At work we have just been through the PDE process. I have to confess that I'm not quite sure what PDE in this case stands for (and
Wikipedia in this case wasn't much help). Basically at the start of the year we sit down with our line manager and set some goals for the year. These are divided between work type goals (I will deliver this set of National Statistics on time) and development type goals (I will improve my skills in verbal presentations). The form and how we fill it in are a bit clunky but we're supposed to narrow them down into SMART goals. Over the course of the year you review your goals every so often and they can be adjusted in response to changes in your role and circumstance. Then at the end of the year review how well you did at them and come up with a new PDE for the next year inspired by your review of the previous year.

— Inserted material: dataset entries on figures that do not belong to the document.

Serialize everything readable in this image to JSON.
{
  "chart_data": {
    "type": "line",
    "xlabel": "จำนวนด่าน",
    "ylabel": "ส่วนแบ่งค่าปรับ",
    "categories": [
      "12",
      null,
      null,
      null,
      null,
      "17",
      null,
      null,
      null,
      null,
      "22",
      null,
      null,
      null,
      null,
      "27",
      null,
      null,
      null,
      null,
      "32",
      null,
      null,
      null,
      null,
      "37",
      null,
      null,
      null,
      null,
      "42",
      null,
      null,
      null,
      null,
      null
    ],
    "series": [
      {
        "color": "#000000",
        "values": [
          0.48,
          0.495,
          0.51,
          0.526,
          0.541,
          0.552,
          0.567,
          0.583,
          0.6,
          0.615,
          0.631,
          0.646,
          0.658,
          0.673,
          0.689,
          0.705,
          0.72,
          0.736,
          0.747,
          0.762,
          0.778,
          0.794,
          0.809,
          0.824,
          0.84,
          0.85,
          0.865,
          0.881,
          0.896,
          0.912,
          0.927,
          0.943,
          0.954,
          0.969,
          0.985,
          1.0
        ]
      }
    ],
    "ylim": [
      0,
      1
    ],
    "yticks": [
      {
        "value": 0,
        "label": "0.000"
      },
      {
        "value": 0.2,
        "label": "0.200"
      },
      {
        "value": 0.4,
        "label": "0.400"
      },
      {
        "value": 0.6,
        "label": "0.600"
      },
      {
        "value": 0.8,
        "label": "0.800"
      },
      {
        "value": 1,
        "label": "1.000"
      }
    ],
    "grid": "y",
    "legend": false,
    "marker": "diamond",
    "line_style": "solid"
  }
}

I reflected last Yom Kippur, that Yom Kippur is rather like this process. You use Elul and the Days of Awe to review the year just gone and try to improve in the next year. It struck me that it might be useful to go through a similar process of setting myself some SMART goals for my Jewish life and even making a record of them to review every so often.
At Yom Kippur I just didn't really have the head space to do this. Settling into a new home, new job, new shul; my head was spinning too much to set myself those kinds of goals and try to achieve them. Now I'm finding that over the last few months my minds been thinking about Jewish observance in a bit more of a serious development way, so maybe it's time to have a go and setting some SMART religious goals in a mid-year PDE to be reviewed in Elul and Yom Kippur.
One thing I have been thinking more seriously about is Jewish Learning. Living in North London gives me a lot more opportunities than I'd have in most other places I might live in the next few decades. At first I started by just going to a lot of classes at my shul. Now I've started to think a bit more about what's manageable and what learning would be the most useful to me, not just what happens to be available and convenient.
Last year I decided to try to read the whole Tanach in a year. Well, I say the whole Tanach, I decided to make it easier on myself by calling the Torah done as I'd heard it all in shul. I stuck to just the Neviim and Ketuvim. I sat down, counted how many chapters there were in total and worked out how many I'd need to read a week on average to get through the whole thing in a year. I then set myself a schedule, dividing longer books into multiple weeks and grouping together shorter books into the weeks. It actually only boils down to an hour or so's reading a week, which I can do on my Monday commute. I've managed to keep to that schedule and I'll finish the Neviim in a couple of weeks.
I've started doing Talmud study. Studying Talmud is something I've always wanted to do and I've always seen as serious learning for serious Jews. Not just hearing the story of Honi the circle maker every Tu B'Shevat, but actually sitting down with a page of Talmud, with all the blocks of Mishnah, Gemara and commentaries on it, and going through it making sense of the argument. Luckily my shul has started a fortnightly evening class which does just this which I've started going to.
The Talmud class has made me realise a big area of need for Jewish development: Hebrew. I've learnt Biblical Hebrew at various places at various times but it's never been that amazing and it's certainly gotten rusty since the days a couple of years ago when I knew my pual from my piel. I can see that this is a barrier to Jewish learning and participation because I can't study texts in Hebrew and I feel a bit embarrassed about it. Answer: I'm spending half an hour to an hour a weekend working through
The First Hebrew Primer which I already had on my bookshelf from a previous set of Hebrew classes. Once I get to the end of it I'll see where my Hebrew is and reevaluate where to go next. I might move onto another textbook or I might just sit with my BDB and some verb tables and try to translate a bit of Bible each week.
I think three ongoing Jewish learning projects at a time is probably just about right to keep things going and not get overwhelmed. If I have time I might post about ideas for goals in other areas of Jewish life.